Moreover, the privilege doesn’t protect facts revealed during an audit, such as the fact that a machine guard was not attached to a piece of equipment at the point of operation. “The privilege only protects legal advice based on the facts, not the facts themselves,” explains a Washington, DC, OSHA attorney.
Finally, the privilege can also be inadvertently waived, or lost, if you’re not careful. The lawyer-client privilege is a lot like fine china, says the attorney. “It’s difficult to make and easy to break.”
5 Tips on How to Use the Privilege
Here are 5 tips to help you and others who deal with legal and confidential safety matters protect confidential communications with your attorney.
1. Involve Attorney from Outset
Get the attorney involved at an early stage. For example, talk to your attorney before conducting a special audit to determine your organization’s compliance with OSHA recordkeeping requirements. Running the audit reports through your attorney will make them easier to protect.
Take the same measures when handling the reports of any outside consultants you may use. Ask your attorney for legal advice on the issue being audited. If possible, position things so the attorney hires the consultant to aid in the legal work. The consultant should also report back to the attorney rather than to your organization. This gives you a better chance of using the privilege to shield the results of the consultant’s report.

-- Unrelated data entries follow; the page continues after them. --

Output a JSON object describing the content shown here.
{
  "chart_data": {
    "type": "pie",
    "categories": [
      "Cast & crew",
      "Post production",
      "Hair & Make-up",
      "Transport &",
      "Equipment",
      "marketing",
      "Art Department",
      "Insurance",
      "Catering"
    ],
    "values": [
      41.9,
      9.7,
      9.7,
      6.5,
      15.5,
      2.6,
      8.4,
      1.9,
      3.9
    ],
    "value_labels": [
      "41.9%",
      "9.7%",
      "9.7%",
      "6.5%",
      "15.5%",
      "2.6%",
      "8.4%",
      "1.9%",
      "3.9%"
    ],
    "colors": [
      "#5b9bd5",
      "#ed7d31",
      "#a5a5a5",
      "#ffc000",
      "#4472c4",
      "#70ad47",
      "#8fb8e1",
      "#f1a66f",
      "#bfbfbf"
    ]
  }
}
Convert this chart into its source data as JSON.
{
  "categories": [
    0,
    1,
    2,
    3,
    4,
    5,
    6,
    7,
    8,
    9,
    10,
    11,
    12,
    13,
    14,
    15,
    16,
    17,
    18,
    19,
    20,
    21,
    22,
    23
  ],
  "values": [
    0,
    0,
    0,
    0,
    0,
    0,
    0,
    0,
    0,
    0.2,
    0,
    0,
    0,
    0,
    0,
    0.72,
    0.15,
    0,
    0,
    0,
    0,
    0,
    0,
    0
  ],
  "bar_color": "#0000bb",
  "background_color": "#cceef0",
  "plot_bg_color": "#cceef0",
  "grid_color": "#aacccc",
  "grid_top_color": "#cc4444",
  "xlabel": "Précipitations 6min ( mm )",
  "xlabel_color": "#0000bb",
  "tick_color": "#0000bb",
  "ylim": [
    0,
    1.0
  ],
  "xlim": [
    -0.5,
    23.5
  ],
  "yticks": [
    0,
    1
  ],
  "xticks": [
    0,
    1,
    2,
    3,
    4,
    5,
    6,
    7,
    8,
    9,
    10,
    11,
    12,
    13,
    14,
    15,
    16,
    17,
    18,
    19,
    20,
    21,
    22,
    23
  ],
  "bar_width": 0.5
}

2. Put the Request for Legal Advice in Writing
To invoke the privilege, an attorney must be giving advice to a client in the capacity of an attorney as opposed to, say, an officer of the corporation. So make a request for legal advice and put it in writing. This is especially important for corporations where the in-house attorney is also a compliance director, corporate secretary or other officer. The writing should make it clear that you’re seeking advice from the person as an attorney, not as an officer.
3. Separate Legal from Business Duties
To avoid blurring the lines between persons who act as both corporate attorneys and officers, consider separating the functions. If the attorney sticks to legal functions, you won’t have to explicitly state that you want legal advice each time you consult him or her. “You’ll get better use of the privilege if you don’t let the attorney wear two hats to begin with,” says the Washington, DC, attorney.
4. Mark Information as Confidential
To keep sensitive information like internal safety audit results confidential mark them with the words “attorney- client privilege.” Many attorneys do this as a matter of course. But clients often don’t realize they should or forget to do this. Marking something as privileged will alert whoever handles it to take special steps to protect it and guard against accidental disclosures.
Compliance Pointer: Simply marking information “privileged” won’t automatically protect it. The privilege only protects legal advice, not business advice. So, for example, you probably can’t protect the results of a standard safety audit or accident investigation just by marking them “privileged and confidential.”
5. Don’t Disclose Privileged Information to Third Parties
A privilege can be waived if you disclose privileged information to third parties. So keep privileged memos and other documents away from people who don’t need to see them. If a third party does need to access to review privileged materials, reveal only the information necessary to carry out the purpose of the review and make sure they know that the documents are confidential.
For example, if you hire a remediation consultant to advise on potential OSHA violations you identified during a special self-audit, don’t share the full results of the audit with him. Instead, prepare a new report that tells him what issues you want him to consider. Tell him that all documents he reviews are confidential and must be returned as soon as possible after accessed.
Compliance Pointer: One good way to keep privileged documents confidential is to place them in a locked filing cabinet marked “Protected by Attorney-Client Privilege.” This will let investigators know that the materials are privileged and protected from any search warrant they may have.